Even in our sleep, pain which cannot forget

falls drop by drop upon the heart,

until, in our own despair,

against our will,

comes wisdom

through the awful grace of God.

  1. Kennedy connects these lines of the poem to the occurrences of the day and refers to the values that the United States needs: love, wisdom, compassion and justice.
  2. Kennedy admits that there will be more hardships and violence, but also credits the majority of people with wanting to live peacefully.
  3. Kennedy calls for a resolution by the people of the United States to dedicate themselves, using a Greek quote: “to tame the savageness of man, and make gentle the life of this world”.
  4. Kennedy ends by asking that his immediate audience and the people of the United States say a prayer for “our country and our people”. He walks away from the microphone.

Outcome

Although there were riots across the United Nations on this night, Indianapolis stayed calm.

This speech is considered by many to be one of the greatest political speeches of all time.


Material drawn on for this case: two video recordings,[1] an audio recording and the text of a speech[2] available at the John F. Kennedy Presidential Library,[3] and Ray E. Boomhower’s Robert F. Kennedy and the 1968 Indiana Primary.[4]


[1] Warren, F. Robert F. Kennedy’s Martin Luther King Jr. Assassination Speech, video recording, YouTube, viewed 16 January 2018, <https://www.youtube.com/watch?v=BCrx_u3825g&t=12s>.

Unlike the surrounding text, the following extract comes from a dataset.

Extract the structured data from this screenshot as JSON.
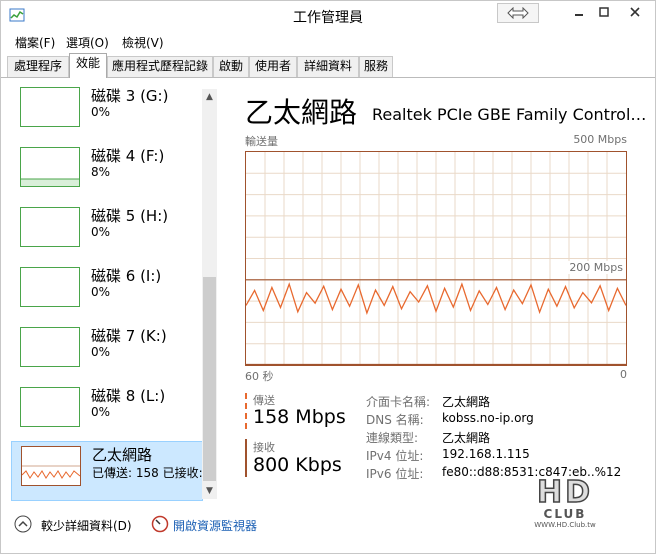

M. Azzam, The Greatest Speech Ever – Robert F Kennedy Announcing The Death of Martin Luther King, YouTube, viewed 18 January 2018, <https://www.youtube.com/watch?v=GoKzCff8Zbs&t=239s>.

[2] Kennedy, R.F. Statement on the Death of Martin Luther King, Jr., April 4, 1968, Available at: https://www.jfklibrary.org/Research/Research-Aids/Ready-Reference/RFK-Speeches/Statement-on-the-Assassination-of-Martin-Luther-King.aspx [Accessed at 16 Jan. 2018].

[3] John F. Kennedy: Presidential Library and Museum. [Online] https://www.jfklibrary.org/ [Accessed 16 Jan. 2018].

[4] Boomhower, R. E. Robert F. Kennedy and the 1968 Indiana Primary, 2008, Indiana University Press, Bloomington, Indianapolis.